When Jennifer Burbidge moved into her lakefront home after extensively renovating it, she expected to be there for a very long time.
But, the erosion on her property is so severe, it may not happen.
In 2014, Burbidge worked with engineers to secure the cottage on her mother’s property near Hillcrest Heights subdivision. Contractors secured the foundation with 12 piles. “It was a very, very expensive project,” she told Plympton-Wyoming councillors.
But she was willing to do it so she could make the cottage her year-round home.
But in 2016, Burbidge noticed the ravine beside her home seemed to be deteriorating more rapidly than it had the last two years. “There were a number of people out to see it but nobody has been doing anything about it,” she says.
This year, the land beside her home has begun to fall into a ravine which is next door.
Burbidge showed councillors a number of photos, one of which shows much of her cement basement wall exposed. “What was a small opening, turned into a major landslide,” she says.
The ravine is a drain outlet for local farmland owned by a numbered company. Burbidge says there appears to be a lot more water draining into the lake and worries some nearby homes are now using it, making the problem worse.
Town staff believe only three homes are now draining into the ravine and that shouldn’t cause the extensive damage.
The town’s drainage consultant Will Bartlett, in a report on the slope, says what is happening next to Burbidge’s home is fairly common along the lakeshore in that area. “The bottom of the ravine is actively eroding due to surface water flows. As the ravine bottom and the toe of the slope erodes deeper, the side slopes become oversteepened and eventually unstable. This erosion of the ravine bottom is a natural process which has been ongoing for many years probably decades,” he writes.
Burbidge wanted the town to step in and fix the problem, but Bartlett says the best way to do that is through the Drainage Act. Burbidge would apply to have the drain fixed and then a commissioner would assign the person who would benefit the most from the fix, most of the cost. Since Burbidge’s property is in peril, it’s likely she would foot most of the bill.

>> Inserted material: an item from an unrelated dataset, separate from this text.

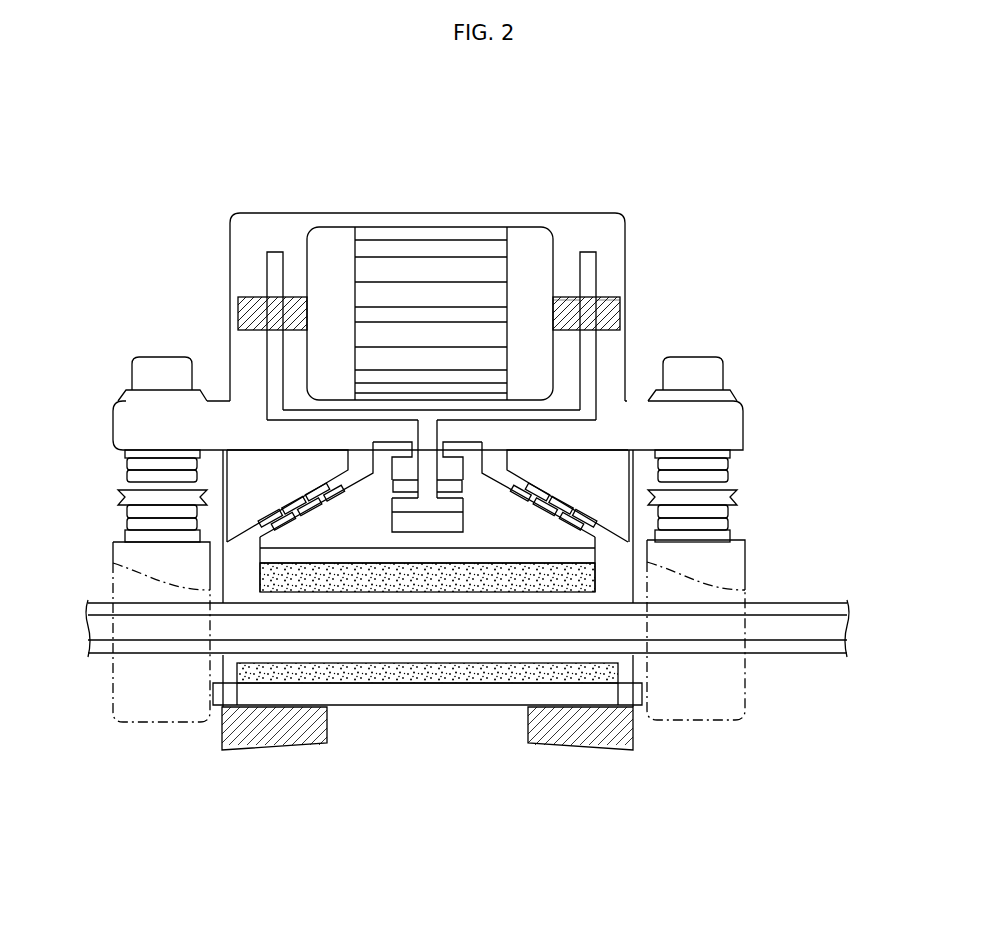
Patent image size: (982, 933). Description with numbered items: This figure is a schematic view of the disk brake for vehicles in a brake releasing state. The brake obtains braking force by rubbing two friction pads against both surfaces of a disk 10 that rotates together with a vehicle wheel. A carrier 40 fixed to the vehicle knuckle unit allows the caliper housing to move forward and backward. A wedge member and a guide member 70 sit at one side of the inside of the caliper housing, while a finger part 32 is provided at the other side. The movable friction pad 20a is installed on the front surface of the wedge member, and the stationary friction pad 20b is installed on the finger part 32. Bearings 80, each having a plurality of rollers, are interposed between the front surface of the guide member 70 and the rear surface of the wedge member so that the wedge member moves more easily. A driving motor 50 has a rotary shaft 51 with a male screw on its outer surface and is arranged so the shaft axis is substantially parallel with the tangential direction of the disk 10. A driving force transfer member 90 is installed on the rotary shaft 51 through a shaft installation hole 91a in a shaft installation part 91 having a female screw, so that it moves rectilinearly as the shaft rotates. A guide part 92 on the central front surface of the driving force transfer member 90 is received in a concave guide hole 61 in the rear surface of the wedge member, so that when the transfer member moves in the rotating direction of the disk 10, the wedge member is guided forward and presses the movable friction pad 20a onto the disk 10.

Burbidge recently had a contractor take a look at the ravine and he said the problem would take over $100,000 to fix – money she doesn’t have.
Mayor Lonny Napper and the members of council sympathized with Burbidge but say erosion along the lakeshore has been a major problem for years. Napper says the St. Clair Region Conservation Authority, which has jurisdiction over coastal erosion, has been “telling us for years, don’t build out there” because of the deterioration of the banks.
“It blows me away that you got a building permit,” says Councillor Ben Dekker, noting it would have come from the town acting on the advice of Burbidge’s engineers who secured the home in 2014. “I can’t believe that happened. We have a ratepayer coming forward doing everything right and boom – here we are.”
Napper says the municipality would like to be able to help but it can’t just go onto private property to repair the damage. He says the only real option is asking for the ravine’s outlet to be repaired under the Drainage Act and possibly suing to help recover the cost she will incur. “I don’t see anything being resolved now.”
Councillor Muriel Wright suggested Burbidge go to the St. Clair Region Conservation Authority’s board of directors meeting and explain what has happened and see if they will take action. “They have the authority to do it,” she urged.
Burbidge says she will try to speak to the board and suggested she might file for the drain work, but by the end of the meeting she was angry and demoralized. “I have a property that is unsaleable,” she says adding that for anyone to come onto her property now is “dangerous.”
“Don’t confuse our answers with a lack of sympathy,” says Councillor Ron Schenk. “But we can’t do what you want us to do…we just can’t make it happen.”